Los mexicanos no hemos creado una forma que nos exprese. Por lo tanto, la mexicanidad no se puede identificar con ninguna forma o tendencia histórica concreta: es una oscilación entre varios proyectos universales, sucesivamente transplantados o impuestos y todos hoy inservibles. La mexicanidad, así, es una manera de no ser nosotros mismos, una reiterada manera de ser y vivir otra cosa. En suma, a veces una máscara y otras una súbita determinación por buscarnos, un repentino abrirnos el pecho para encontrar nuestra voz más secreta.

          

          Sin embargo, no obstante los matices subrayados por Paz, debido al mecanismo de alborozo de los que acuden al libro como a la toma de posesión de una autobiografía colectiva, los lectores iniciales de El laberinto… prescinden de sus zonas críticas y se deleitan con los pasajes de enorme lirismo. A las afirmaciones de Paz, los lectores suelen agregarles sus dogmatismos peculiares. Como en pocos casos, uno es el libro y muy otras las conclusiones de los turistas sentimentales que suelen frecuentarlo.


“En verdad estamos solos”

La soledad descrita en El laberinto… es el otro nombre de la psicología colectiva surgida de la historia, del lenguaje y, de acuerdo a Paz, de “la expresión de un hecho real: somos, de verdad, distintos. Y de verdad, estamos solos”. ¿Distintos a quiénes? En primer lugar a los norteamericanos, extraviados “en un mundo abstracto de máquinas, conciudadanos y preceptos morales”. Y distintos a los habitantes de los países económicamente desarrollados. Sin embargo, recapitula Paz, “algo nos impide ser”. La soledad del mexicano, se diría hoy, es la del aislamiento local frente a la prepotencia del imperio o del sistema financiero internacional.
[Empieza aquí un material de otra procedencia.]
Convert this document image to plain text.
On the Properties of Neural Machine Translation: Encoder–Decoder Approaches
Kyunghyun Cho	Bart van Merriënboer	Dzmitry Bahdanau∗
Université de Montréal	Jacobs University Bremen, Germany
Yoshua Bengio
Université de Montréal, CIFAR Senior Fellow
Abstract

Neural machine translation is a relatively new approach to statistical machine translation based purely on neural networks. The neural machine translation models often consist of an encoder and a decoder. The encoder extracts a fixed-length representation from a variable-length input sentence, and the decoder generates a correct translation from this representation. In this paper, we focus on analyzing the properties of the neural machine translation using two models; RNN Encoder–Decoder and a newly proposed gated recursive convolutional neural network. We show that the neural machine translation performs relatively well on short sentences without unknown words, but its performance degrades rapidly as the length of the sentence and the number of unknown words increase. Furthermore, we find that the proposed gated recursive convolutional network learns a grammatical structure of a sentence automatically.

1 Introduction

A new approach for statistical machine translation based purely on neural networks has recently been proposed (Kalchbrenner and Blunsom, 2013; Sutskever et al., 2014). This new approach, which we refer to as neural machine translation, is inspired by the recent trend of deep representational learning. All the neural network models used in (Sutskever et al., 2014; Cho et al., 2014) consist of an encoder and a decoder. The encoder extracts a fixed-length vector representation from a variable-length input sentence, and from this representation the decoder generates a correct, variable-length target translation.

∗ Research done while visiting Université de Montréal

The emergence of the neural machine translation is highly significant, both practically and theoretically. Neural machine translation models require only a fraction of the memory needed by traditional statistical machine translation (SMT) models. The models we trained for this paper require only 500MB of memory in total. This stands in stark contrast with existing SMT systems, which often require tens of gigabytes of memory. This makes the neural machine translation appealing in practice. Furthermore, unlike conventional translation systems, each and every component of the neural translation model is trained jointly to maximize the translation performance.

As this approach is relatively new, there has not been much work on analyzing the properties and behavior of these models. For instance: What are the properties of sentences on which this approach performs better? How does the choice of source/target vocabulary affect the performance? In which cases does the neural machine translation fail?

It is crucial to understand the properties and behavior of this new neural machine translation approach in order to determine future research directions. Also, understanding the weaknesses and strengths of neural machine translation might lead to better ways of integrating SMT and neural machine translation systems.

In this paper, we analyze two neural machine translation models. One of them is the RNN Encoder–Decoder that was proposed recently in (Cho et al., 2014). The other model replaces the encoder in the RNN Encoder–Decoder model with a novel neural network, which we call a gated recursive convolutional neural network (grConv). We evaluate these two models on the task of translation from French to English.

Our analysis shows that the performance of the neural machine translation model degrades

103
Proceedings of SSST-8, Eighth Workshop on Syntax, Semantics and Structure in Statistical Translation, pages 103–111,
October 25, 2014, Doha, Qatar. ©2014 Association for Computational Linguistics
Pero ni está de moda entonces, ni a Paz le interesa el lenguaje de economistas, sociólogos y analistas políticos. El término soledad no sólo le resulta más expresivo, sino, en el fondo, más exacto. Todavía en 1985, al comentar el terremoto del 19 de septiembre en la Ciudad de México, Paz anota: “Los mexicanos nos hemos sentido, casi siempre con razón, solos en el mundo, como si nuestro país fuese un suburbio de la historia mundial.” Y, en 1950, es muy significativo ver en “el mexicano gentilicio y abstracción, el punto de partida en el debate sobre la historia y el otro. El mexicano, al constituirse en una noción cerrada, facilita los contrastes con visiones igualmente unitarias.


          Al nacionalismo mexicano se oponen sin deliberación pero con energía los nacionalismos y los chovinismos de Europa y, muy especialmente, de Estados Unidos. El jingoism norteamericano usa del racismo para justificar el saqueo de los recursos de los países pobres, y le es tan fácil proceder así que considera santificadas sus prácticas. Y, por razones de los comportamientos internacionales, el nacionalismo, en su vertiente sentimental, le resulta indispensable a una sociedad disminuida sin tregua por el desprecio de los nacionalismos de la metrópolis.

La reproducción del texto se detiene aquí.